Figure 1.

Comparison between (a) traditional single-plex lateral flow assay, where the analyte is identified by localization onto a specific location (the capture line), and the new (b, c) MFAs where an analyte is identified via its optical code rather than onto a specific geometric location. A traditional lateral flow assay has a detection Ab attached to an Au nanoparticle and a capture Ab bound to the test line at a specific location (a1). The antigen within the analyte solution moves through the flow medium (purple arrows), bonds to the capture Ab (a2), and the tripartite antigen/capture Ab/Au nanoparticle moiety localizes onto a second Ab at the test line location (a3), indicating a positive antigen test. In contrast, the MFA assay for antigens (b) or antibodies (c) instead of nanoparticles uses a multitude of lanthanide-encoded beads contacting the flow medium to identify the captured analyte, and only molecular species move within the flow.
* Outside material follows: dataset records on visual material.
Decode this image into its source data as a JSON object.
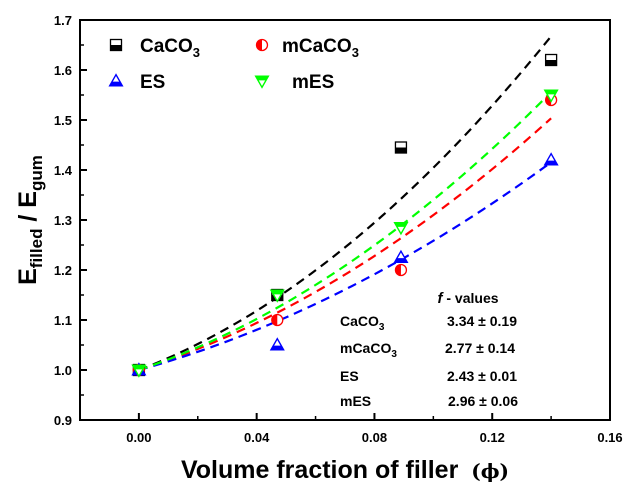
{
  "chart_data": {
    "type": "scatter",
    "xlabel": "Volume fraction of filler",
    "xlabel_symbol": "(ϕ)",
    "ylabel": {
      "base1": "E",
      "sub1": "filled",
      "sep": " / ",
      "base2": "E",
      "sub2": "gum"
    },
    "xlim": [
      -0.02,
      0.16
    ],
    "ylim": [
      0.9,
      1.7
    ],
    "xticks": [
      0.0,
      0.04,
      0.08,
      0.12,
      0.16
    ],
    "xtick_labels": [
      "0.00",
      "0.04",
      "0.08",
      "0.12",
      "0.16"
    ],
    "yticks": [
      0.9,
      1.0,
      1.1,
      1.2,
      1.3,
      1.4,
      1.5,
      1.6,
      1.7
    ],
    "ytick_labels": [
      "0.9",
      "1.0",
      "1.1",
      "1.2",
      "1.3",
      "1.4",
      "1.5",
      "1.6",
      "1.7"
    ],
    "legend_position": "top-left",
    "series": [
      {
        "name": "CaCO3",
        "name_base": "CaCO",
        "name_sub": "3",
        "marker": "square-half",
        "color": "#000000",
        "x": [
          0.0,
          0.047,
          0.089,
          0.14
        ],
        "y": [
          1.0,
          1.15,
          1.445,
          1.62
        ],
        "f": 3.34
      },
      {
        "name": "mCaCO3",
        "name_base": "mCaCO",
        "name_sub": "3",
        "marker": "circle-half",
        "color": "#ff0000",
        "x": [
          0.0,
          0.047,
          0.089,
          0.14
        ],
        "y": [
          1.0,
          1.1,
          1.2,
          1.54
        ],
        "f": 2.77
      },
      {
        "name": "ES",
        "name_base": "ES",
        "name_sub": "",
        "marker": "triangle-up-half",
        "color": "#0000ff",
        "x": [
          0.0,
          0.047,
          0.089,
          0.14
        ],
        "y": [
          1.0,
          1.05,
          1.225,
          1.42
        ],
        "f": 2.43
      },
      {
        "name": "mES",
        "name_base": "mES",
        "name_sub": "",
        "marker": "triangle-down-half",
        "color": "#00ff00",
        "x": [
          0.0,
          0.047,
          0.089,
          0.14
        ],
        "y": [
          1.0,
          1.15,
          1.285,
          1.55
        ],
        "f": 2.96
      }
    ],
    "fit_curve_style": "dashed",
    "fit_x_range": [
      0.0,
      0.14
    ],
    "f_values_table": {
      "title_italic": "f",
      "title_rest": " - values",
      "rows": [
        {
          "label_base": "CaCO",
          "label_sub": "3",
          "value": "3.34 ± 0.19"
        },
        {
          "label_base": "mCaCO",
          "label_sub": "3",
          "value": "2.77 ± 0.14"
        },
        {
          "label_base": "ES",
          "label_sub": "",
          "value": "2.43 ± 0.01"
        },
        {
          "label_base": "mES",
          "label_sub": "",
          "value": "2.96 ± 0.06"
        }
      ]
    }
  }
}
To identify Ags using sandwich ELISA in a multiplexed fashion (b), the beads are derivatized with capture probe Abs, with each capture probe bound to a bead set with a unique optical code (b4), exposed to the Ag analyte solution, treated with the detection Ab (b5), and stained with antispecies stain or streptavidin–phycoerythrin (SAPE) to measure the amount of Ag (b6). To identify Abs instead of Ags in a multiplexed assay (c), a recombinant protein, which acts as an Ag against the Ab of interest, is attached to the lanthanide-encoded bead set (c7), exposed to the Ab analyte solution (c8), and labeled with an antispecies stain against the captured Ab (c9) to give the amount of analyte.